The problem is, Republicans, who want to repeal most of the Affordable Care Act (ACA), don’t understand how a financially-sustainable health insurance policy works.
At a recent press conference, U.S. House Speaker Paul Ryan of Wisconsin bizarrely claimed that health insurance doesn’t work if healthy people have to effectively subsidize people people who are ill and/or injured:
…He even lost the suit coat and broke out the PowerPoint on Thursday. It was like watching something on cable access late at night, or a flop-sweaty rookie substitute teacher, and it was hilarious—except for the parts where people will lose their health insurance and die, of course. And this is what he said and, peace be unto Dave Barry, I am not making it up, either:
Paul Ryan said that insurance cannot work if healthy people have to pay more to subsidize the sick.

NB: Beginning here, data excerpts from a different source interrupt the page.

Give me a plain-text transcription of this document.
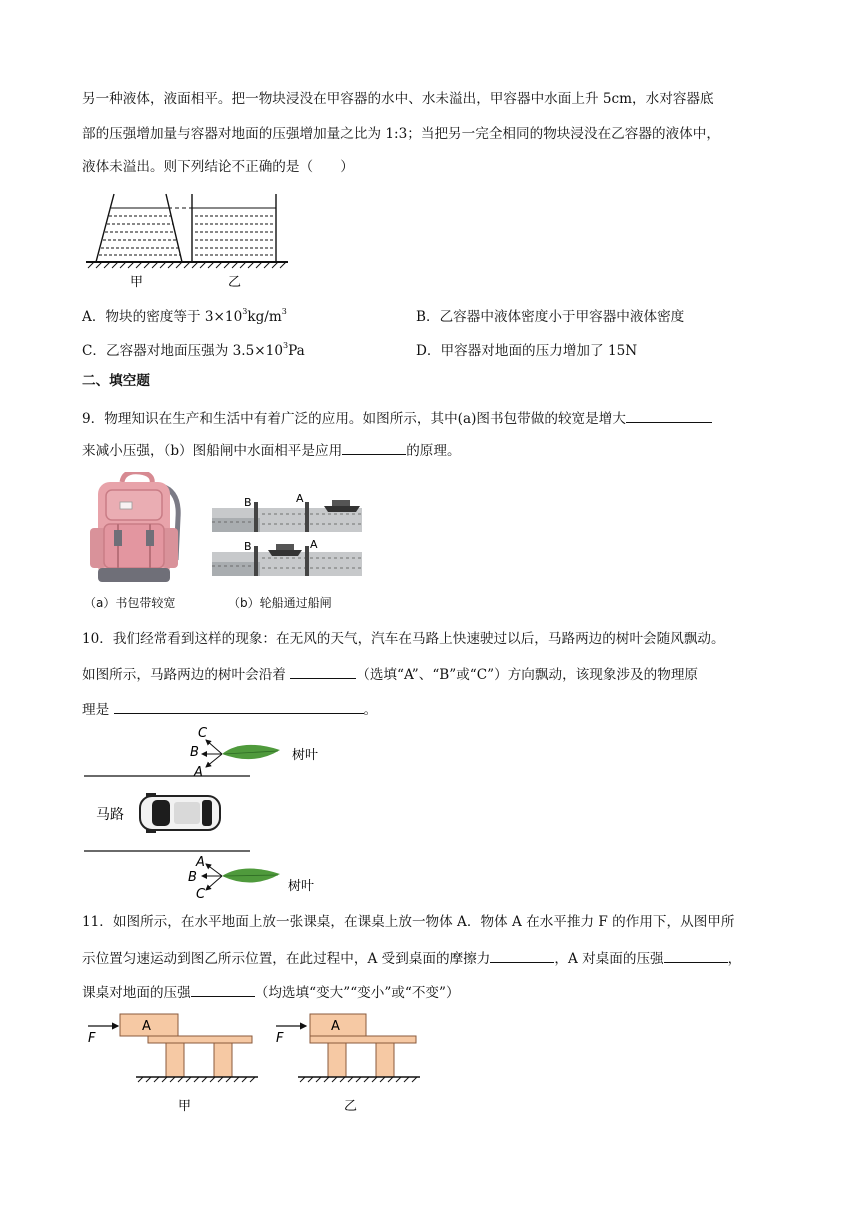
另一种液体，液面相平。把一物块浸没在甲容器的水中、水未溢出，甲容器中水面上升 5cm，水对容器底
部的压强增加量与容器对地面的压强增加量之比为 1:3；当把另一完全相同的物块浸没在乙容器的液体中，
液体未溢出。则下列结论不正确的是（　　）
甲	乙
A．物块的密度等于 $3\times 10^3kg/m^3$	B．乙容器中液体密度小于甲容器中液体密度
C．乙容器对地面压强为 $3.5\times 10^3Pa$	D．甲容器对地面的压力增加了 15N
二、填空题
9．物理知识在生产和生活中有着广泛的应用。如图所示，其中(a)图书包带做的较宽是增大
来减小压强，（b）图船闸中水面相平是应用	的原理。
B	A
B	A
（a）书包带较宽	（b）轮船通过船闸
10．我们经常看到这样的现象：在无风的天气，汽车在马路上快速驶过以后，马路两边的树叶会随风飘动。
如图所示，马路两边的树叶会沿着	（选填“A”、“B”或“C”）方向飘动，该现象涉及的物理原
理是	。
C
B
A
树叶
马路
A
B
C
树叶
11．如图所示，在水平地面上放一张课桌，在课桌上放一物体 A．物体 A 在水平推力 F 的作用下，从图甲所
示位置匀速运动到图乙所示位置，在此过程中，A 受到桌面的摩擦力	，A 对桌面的压强	，
课桌对地面的压强	（均选填“变大”“变小”或“不变”）
F
A
甲
F
A
乙
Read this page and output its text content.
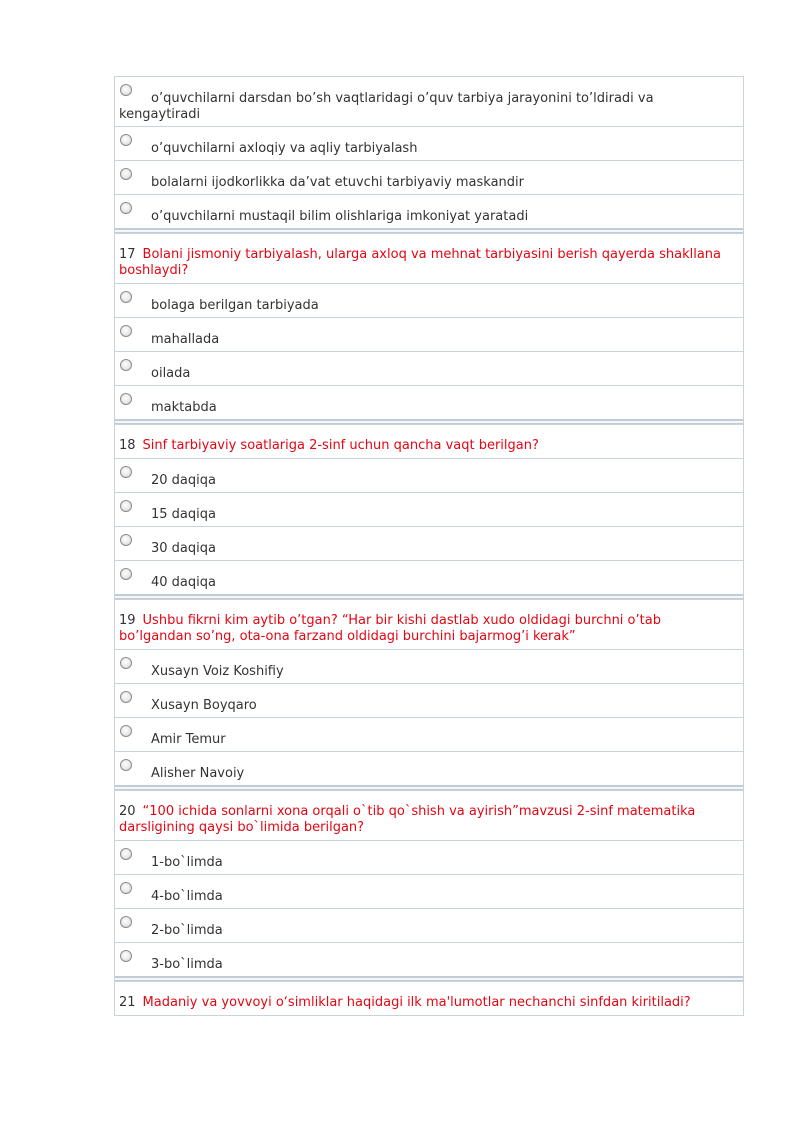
o’quvchilarni darsdan bo’sh vaqtlaridagi o’quv tarbiya jarayonini to’ldiradi va kengaytiradi
o’quvchilarni axloqiy va aqliy tarbiyalash
bolalarni ijodkorlikka da’vat etuvchi tarbiyaviy maskandir
o’quvchilarni mustaqil bilim olishlariga imkoniyat yaratadi
17 Bolani jismoniy tarbiyalash, ularga axloq va mehnat tarbiyasini berish qayerda shakllana boshlaydi?
bolaga berilgan tarbiyada
mahallada
oilada
maktabda
18 Sinf tarbiyaviy soatlariga 2-sinf uchun qancha vaqt berilgan?
20 daqiqa
15 daqiqa
30 daqiqa
40 daqiqa
19 Ushbu fikrni kim aytib o’tgan? “Har bir kishi dastlab xudo oldidagi burchni o’tab bo’lgandan so’ng, ota-ona farzand oldidagi burchini bajarmog’i kerak”
Xusayn Voiz Koshifiy
Xusayn Boyqaro
Amir Temur
Alisher Navoiy
20 “100 ichida sonlarni xona orqali o`tib qo`shish va ayirish”mavzusi 2-sinf matematika darsligining qaysi bo`limida berilgan?
1-bo`limda
4-bo`limda
2-bo`limda
3-bo`limda
21 Madaniy va yovvoyi o‘simliklar haqidagi ilk ma'lumotlar nechanchi sinfdan kiritiladi?
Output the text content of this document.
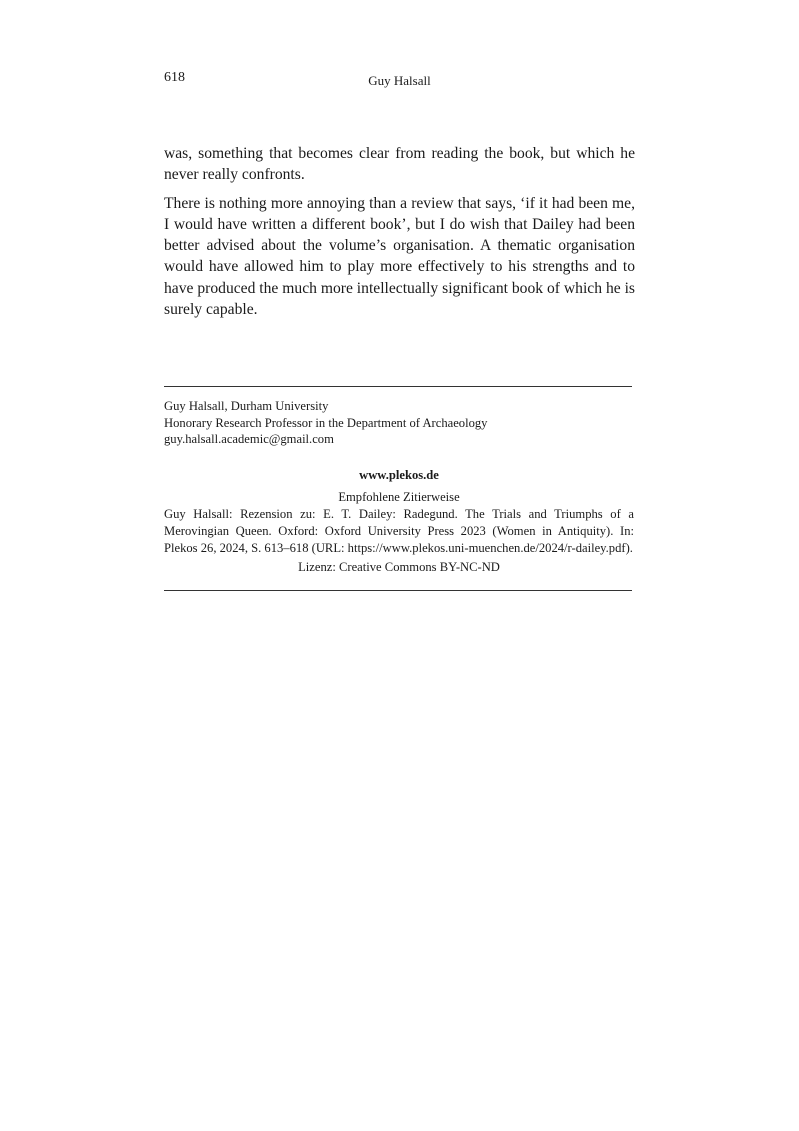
618	Guy Halsall

was, something that becomes clear from reading the book, but which he never really confronts.

There is nothing more annoying than a review that says, ‘if it had been me, I would have written a different book’, but I do wish that Dailey had been better advised about the volume’s organisation. A thematic organisation would have allowed him to play more effectively to his strengths and to have produced the much more intellectually significant book of which he is surely capable.

Guy Halsall, Durham University
Honorary Research Professor in the Department of Archaeology
guy.halsall.academic@gmail.com
www.plekos.de
Empfohlene Zitierweise
Guy Halsall: Rezension zu: E. T. Dailey: Radegund. The Trials and Triumphs of a Merovingian Queen. Oxford: Oxford University Press 2023 (Women in Antiquity). In: Plekos 26, 2024, S. 613–618 (URL: https://www.plekos.uni-muenchen.de/2024/r-dailey.pdf).
Lizenz: Creative Commons BY-NC-ND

As if Ryan wasn’t far enough out of touch with reality, the person who legally represents me and several hundred thousand other people in downstate Illinois in the U.S. House of Representatives, John Shimkus, made the sexist motivation behind repealing the ACA publicly known in committee:
But Republican Rep. John Shimkus of Illinois took the cake on Thursday night when he questioned why men aren’t exempt from paying into insurance plans that cover prenatal care. “What about men having to purchase prenatal care?” the congressman said. “Is that not correct? And should they?”
Let me ask a similar question: Why should women have to purchase health insurance for prostrate cancer treatments? Clearly, men never need prenatal care, and women never need prostate cancer treatments. However, if only women had to pay for health insurance covering prenatal care, such a system, regardless of whether the public sector or the private sector were to administer it, would be financially unsustainable. The same problem would be the result if only men had to pay for health insurance covering prostate cancer treatments. This is because a large percentage of women will need prenatal care for at least several months of their lives, so it would be only women who never get pregnant effectively subsidizing those who get pregnant any number of times in their lives. Health insurance covering gender-specific health illnesses/procedures can only be financially sustainable if both men and women pay into a health plan covering prenatal care, prostate cancer treatments, etc..
While I’d never run for public office myself, John Shimkus may legally represent all people in the 15th Congressional District of Illinois, but a significant minority of voters in the 15th district, including me, understand that Shimkus doesn’t understand how health insurance works.